Here is an alternate solution to your new blank:

127456983
894123567
356789142
439615728
718342695
265978314
571264839
982531476
643897251

 

[Rudy Toody]

Hi, Guys--

Thanks again for the feedback. The alternate solution posted by sciencewhiz was exactly what I needed.

I did not show the rules for solution because, since I just started working on the puzzles, I was curious what pattern recognition techniques might be used by other solvers.

The new 15Blank and 15Solution each have the rules at the top. The 14Solution uses the identical set of rules.

I am hoping someone can find an alternate solution when following the rules.

If no alternate can be found or shown to exist, then we need to determine if this is truly a lower seed or the rules get in the way by forcing the solution.

--Fred


I got interested in the puzzles when I started crunching Project Sudoku for TeAm AnandTech. Try it!

 

[PowerEngineer]

Hey Rudy,

I'm pretty sure a sudoku square with more than a single solution (that is consistent with the starting seeds) will not be solvable in the sense that you can work your way through the square always finding unique values for each open value until it is complete.

Your latest 15Solution shows the following entries in the three middle rows of the right three columns:

456
645
564

It seems to me that you also get valid solutions when you rotate these to:

564
456
645

or

645
564
456

Actually, I think the same is true for the 4-5-6 entries in the bottom rows of the left column as well.

 

[Rudy Toody]

Originally posted by: PowerEngineer
Hey Rudy,

I'm pretty sure a sudoku square with more than a single solution (that is consistent with the starting seeds) will not be solvable in the sense that you can work your way through the square always finding unique values for each open value until it is complete.

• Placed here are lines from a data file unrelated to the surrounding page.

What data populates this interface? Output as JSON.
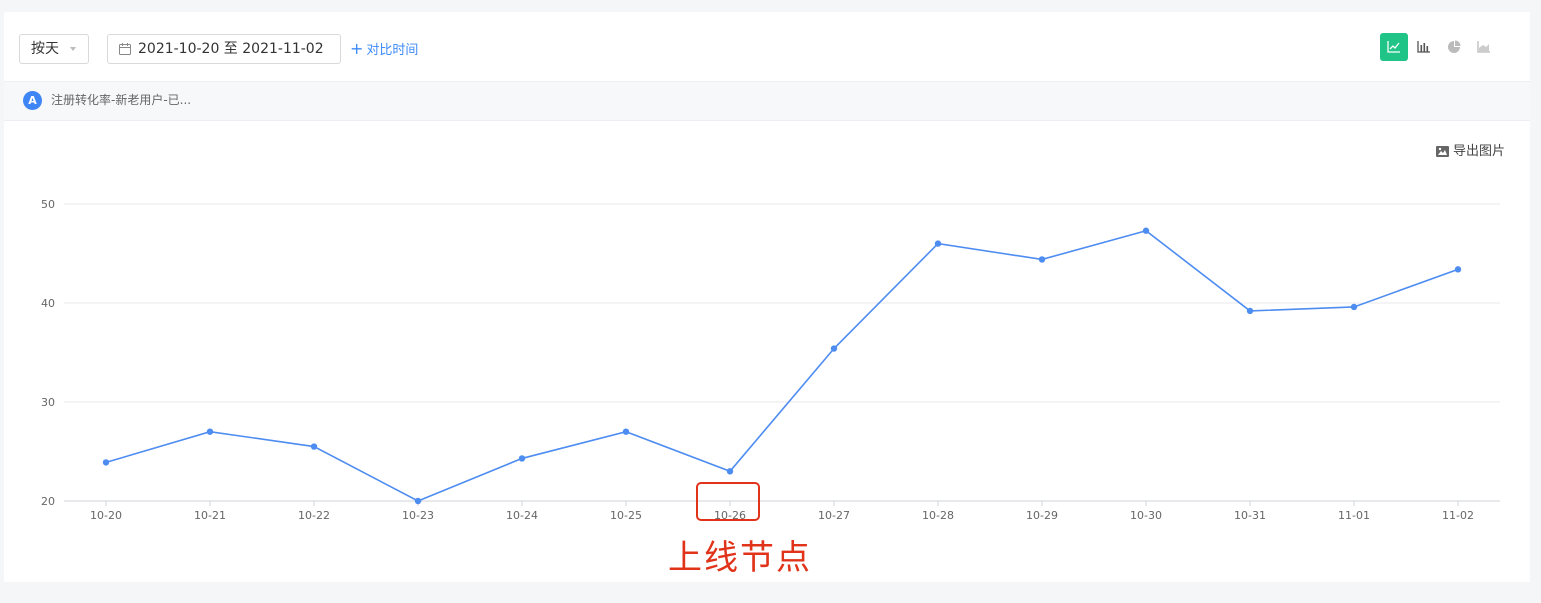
{
  "toolbar": {
    "granularity": "按天",
    "date_range": "2021-10-20 至 2021-11-02",
    "compare_label": "对比时间"
  },
  "chart_types": [
    "line-chart-icon",
    "bar-chart-icon",
    "pie-chart-icon",
    "area-chart-icon"
  ],
  "active_chart_type": "line-chart-icon",
  "legend": {
    "badge": "A",
    "label": "注册转化率-新老用户-已..."
  },
  "export_label": "导出图片",
  "annotation": {
    "text": "上线节点",
    "target_category": "10-26"
  },
  "colors": {
    "accent": "#1fc486",
    "series": "#4d8cf1",
    "annotation": "#e0331a",
    "link": "#3d8af7"
  },
  "chart_data": {
    "type": "line",
    "categories": [
      "10-20",
      "10-21",
      "10-22",
      "10-23",
      "10-24",
      "10-25",
      "10-26",
      "10-27",
      "10-28",
      "10-29",
      "10-30",
      "10-31",
      "11-01",
      "11-02"
    ],
    "series": [
      {
        "values": [
          23.9,
          27.0,
          25.5,
          20.0,
          24.3,
          27.0,
          23.0,
          35.4,
          46.0,
          44.4,
          47.3,
          39.2,
          39.6,
          43.4
        ]
      }
    ],
    "yticks": [
      20,
      30,
      40,
      50
    ],
    "ylim": [
      20,
      50
    ],
    "grid": true,
    "title": "",
    "xlabel": "",
    "ylabel": ""
  }
}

Your latest 15Solution shows the following entries in the three middle rows of the right three columns:

456
645
564

It seems to me that you also get valid solutions when you rotate these to:

564
456
645

or

645
564
456

Actually, I think the same is true for the 4-5-6 entries in the bottom rows of the left column as well.

You are correct about rotating the 4-5-6 in either or both outer sets, however to keep the requirement that the diagonal tuples be consistent you would need to rotate those rows in the middle set as well. The top line middle column seeds 4-5 prevent that rotation.

Thanks.

--Fred

 

[Rudy Toody]

PowerEngineer, I see what you mean now. The diagonal rule is something the creator needs to do during mapping, and if we want to give that information to the solver, then we must include 2 more pieces of information, thus making this a 17 seed puzzle.

I'm going back to the drawing board. Thanks for your feedback everyone.

--Fred

 

[Howard]

Seeds? What? 😕

 

[silverpig]

Originally posted by: Howard
Seeds? What? 😕

Numbers you're given to start with.

 

[Howard]

So are we trying to find a solvable puzzle which gives the minimum # of starting numbers?

 

[FallenHero]

Originally posted by: Howard
So are we trying to find a solvable puzzle which gives the minimum # of starting numbers?

that doesnt have more than one solution

 

[Triumph]

link to 17 seed puzzle please, i want to try it.